You don't have to be in the healthcare industry for long before it becomes obvious that change is the only constant. Late in 2004, Christopher Koller conducted an interview with MANAGED HEALTHCARE EXECUTIVE and talked about his job as CEO of Providence-based Neighborhood Health Plan of Rhode Island (NHPRI), which was created in 1993 by the state's 14 Community Health Centers.
Just before going to press, however, Koller-who had served as the company's CEO since 1996-was nominated by Gov. Donald Carcieri to be Rhode Island's first-ever Health Insurance Commissioner, a role that will make him the point person for all healthcare access and affordability initiatives in the state.
"As CEO of Neighborhood Health Plan of Rhode Island, Chris is a nationally recognized leader in the healthcare field," Carcieri says. "He has long been acknowledged as Rhode Island's most innovative advocate for high-quality, affordable healthcare. His long background in healthcare management, as well as his stewardship of Neighborhood Health Plan, make him the perfect candidate for the job."
What went before Having coordinated care for the Medicaid population for the last decade provided experience that will serve Koller well in his new role.
"The statutory mandate of the Health Insurance Commissioner is 'to look at the healthcare system as a whole.' Insurance payment and benefit policies have profound effects on the behavior of consumers and providers," he says. "At NHPRI, we used them to increase behavioral health provider capacity and pay for quality. We also focused on improving access to care: the insurance card, plus an educated consumer and a collaborative provider. My challenge as Health Insurance Commissioner will be to help our health system evolve thoughtfully and have insurance practices that foster evolution."
Among his many accomplishments at NHPRI was presiding over the health plan in a state that is a national leader in Medicaid managed care and has the lowest rate of uninsured children in the country.

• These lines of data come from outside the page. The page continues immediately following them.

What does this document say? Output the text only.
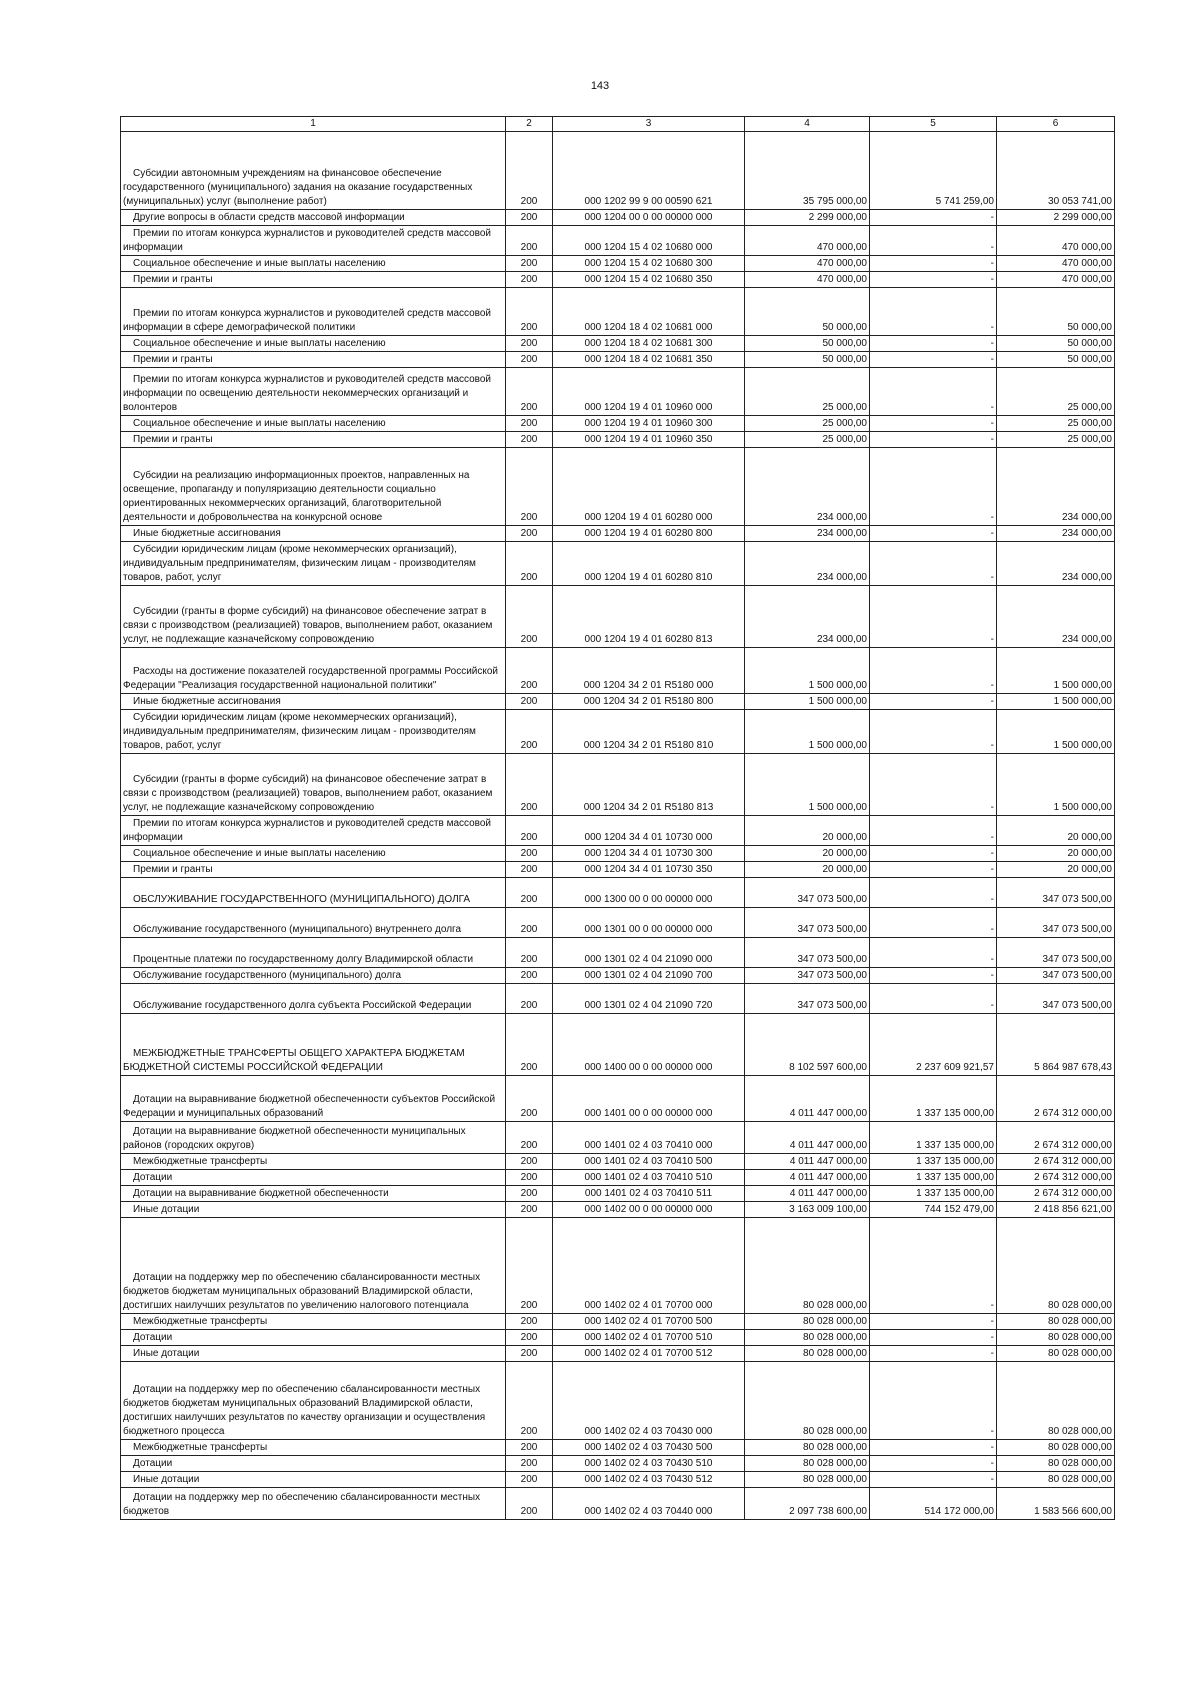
143
1	2	3	4	5	6

Субсидии автономным учреждениям на финансовое обеспечение государственного (муниципального) задания на оказание государственных (муниципальных) услуг (выполнение работ)	200	000 1202 99 9 00 00590 621	35 795 000,00	5 741 259,00	30 053 741,00

Другие вопросы в области средств массовой информации	200	000 1204 00 0 00 00000 000	2 299 000,00	-	2 299 000,00

Премии по итогам конкурса журналистов и руководителей средств массовой информации	200	000 1204 15 4 02 10680 000	470 000,00	-	470 000,00

Социальное обеспечение и иные выплаты населению	200	000 1204 15 4 02 10680 300	470 000,00	-	470 000,00

Премии и гранты	200	000 1204 15 4 02 10680 350	470 000,00	-	470 000,00

Премии по итогам конкурса журналистов и руководителей средств массовой информации в сфере демографической политики	200	000 1204 18 4 02 10681 000	50 000,00	-	50 000,00

Социальное обеспечение и иные выплаты населению	200	000 1204 18 4 02 10681 300	50 000,00	-	50 000,00

Премии и гранты	200	000 1204 18 4 02 10681 350	50 000,00	-	50 000,00

Премии по итогам конкурса журналистов и руководителей средств массовой информации по освещению деятельности некоммерческих организаций и волонтеров	200	000 1204 19 4 01 10960 000	25 000,00	-	25 000,00

Социальное обеспечение и иные выплаты населению	200	000 1204 19 4 01 10960 300	25 000,00	-	25 000,00

Премии и гранты	200	000 1204 19 4 01 10960 350	25 000,00	-	25 000,00

Субсидии на реализацию информационных проектов, направленных на освещение, пропаганду и популяризацию деятельности социально ориентированных некоммерческих организаций, благотворительной деятельности и добровольчества на конкурсной основе	200	000 1204 19 4 01 60280 000	234 000,00	-	234 000,00

Иные бюджетные ассигнования	200	000 1204 19 4 01 60280 800	234 000,00	-	234 000,00

Субсидии юридическим лицам (кроме некоммерческих организаций), индивидуальным предпринимателям, физическим лицам - производителям товаров, работ, услуг	200	000 1204 19 4 01 60280 810	234 000,00	-	234 000,00

Субсидии (гранты в форме субсидий) на финансовое обеспечение затрат в связи с производством (реализацией) товаров, выполнением работ, оказанием услуг, не подлежащие казначейскому сопровождению	200	000 1204 19 4 01 60280 813	234 000,00	-	234 000,00

Расходы на достижение показателей государственной программы Российской Федерации "Реализация государственной национальной политики"	200	000 1204 34 2 01 R5180 000	1 500 000,00	-	1 500 000,00

Иные бюджетные ассигнования	200	000 1204 34 2 01 R5180 800	1 500 000,00	-	1 500 000,00

Субсидии юридическим лицам (кроме некоммерческих организаций), индивидуальным предпринимателям, физическим лицам - производителям товаров, работ, услуг	200	000 1204 34 2 01 R5180 810	1 500 000,00	-	1 500 000,00

Субсидии (гранты в форме субсидий) на финансовое обеспечение затрат в связи с производством (реализацией) товаров, выполнением работ, оказанием услуг, не подлежащие казначейскому сопровождению	200	000 1204 34 2 01 R5180 813	1 500 000,00	-	1 500 000,00

Премии по итогам конкурса журналистов и руководителей средств массовой информации	200	000 1204 34 4 01 10730 000	20 000,00	-	20 000,00

Социальное обеспечение и иные выплаты населению	200	000 1204 34 4 01 10730 300	20 000,00	-	20 000,00

Премии и гранты	200	000 1204 34 4 01 10730 350	20 000,00	-	20 000,00

ОБСЛУЖИВАНИЕ ГОСУДАРСТВЕННОГО (МУНИЦИПАЛЬНОГО) ДОЛГА	200	000 1300 00 0 00 00000 000	347 073 500,00	-	347 073 500,00

Обслуживание государственного (муниципального) внутреннего долга	200	000 1301 00 0 00 00000 000	347 073 500,00	-	347 073 500,00

Процентные платежи по государственному долгу Владимирской области	200	000 1301 02 4 04 21090 000	347 073 500,00	-	347 073 500,00

Обслуживание государственного (муниципального) долга	200	000 1301 02 4 04 21090 700	347 073 500,00	-	347 073 500,00

Обслуживание государственного долга субъекта Российской Федерации	200	000 1301 02 4 04 21090 720	347 073 500,00	-	347 073 500,00

МЕЖБЮДЖЕТНЫЕ ТРАНСФЕРТЫ ОБЩЕГО ХАРАКТЕРА БЮДЖЕТАМ БЮДЖЕТНОЙ СИСТЕМЫ РОССИЙСКОЙ ФЕДЕРАЦИИ	200	000 1400 00 0 00 00000 000	8 102 597 600,00	2 237 609 921,57	5 864 987 678,43

Дотации на выравнивание бюджетной обеспеченности субъектов Российской Федерации и муниципальных образований	200	000 1401 00 0 00 00000 000	4 011 447 000,00	1 337 135 000,00	2 674 312 000,00

Дотации на выравнивание бюджетной обеспеченности муниципальных районов (городских округов)	200	000 1401 02 4 03 70410 000	4 011 447 000,00	1 337 135 000,00	2 674 312 000,00

Межбюджетные трансферты	200	000 1401 02 4 03 70410 500	4 011 447 000,00	1 337 135 000,00	2 674 312 000,00

Дотации	200	000 1401 02 4 03 70410 510	4 011 447 000,00	1 337 135 000,00	2 674 312 000,00

Дотации на выравнивание бюджетной обеспеченности	200	000 1401 02 4 03 70410 511	4 011 447 000,00	1 337 135 000,00	2 674 312 000,00

Иные дотации	200	000 1402 00 0 00 00000 000	3 163 009 100,00	744 152 479,00	2 418 856 621,00

Дотации на поддержку мер по обеспечению сбалансированности местных бюджетов бюджетам муниципальных образований Владимирской области, достигших наилучших результатов по увеличению налогового потенциала	200	000 1402 02 4 01 70700 000	80 028 000,00	-	80 028 000,00

Межбюджетные трансферты	200	000 1402 02 4 01 70700 500	80 028 000,00	-	80 028 000,00

Дотации	200	000 1402 02 4 01 70700 510	80 028 000,00	-	80 028 000,00

Иные дотации	200	000 1402 02 4 01 70700 512	80 028 000,00	-	80 028 000,00

Дотации на поддержку мер по обеспечению сбалансированности местных бюджетов бюджетам муниципальных образований Владимирской области, достигших наилучших результатов по качеству организации и осуществления бюджетного процесса	200	000 1402 02 4 03 70430 000	80 028 000,00	-	80 028 000,00

Межбюджетные трансферты	200	000 1402 02 4 03 70430 500	80 028 000,00	-	80 028 000,00

Дотации	200	000 1402 02 4 03 70430 510	80 028 000,00	-	80 028 000,00

Иные дотации	200	000 1402 02 4 03 70430 512	80 028 000,00	-	80 028 000,00

Дотации на поддержку мер по обеспечению сбалансированности местных бюджетов	200	000 1402 02 4 03 70440 000	2 097 738 600,00	514 172 000,00	1 583 566 600,00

In 1996, NHPRI was a 27,000 member health plan with $30 million in revenue, about 40 people on staff, and a net worth of about $200,000. "I signed all the provider checks myself every week, knew the daily inpatient census, and spent a good deal of my days convincing major hospitals and regulators that we could make the trains run on time," Koller says. Eight and half years later-with 180 employees, $175 million in annual revenues and a net worth of $13 million-the plan is hardly a gorilla, but "that is the point-we collaborate with providers and members in way that is often innovative," Koller says. "Local providers who shunned us as the 'poor folks plan' now hold us up as the model. The same is true for well-run Medicaid managed care plans around the country. Providers respect our focus on collaborating with them to improve access."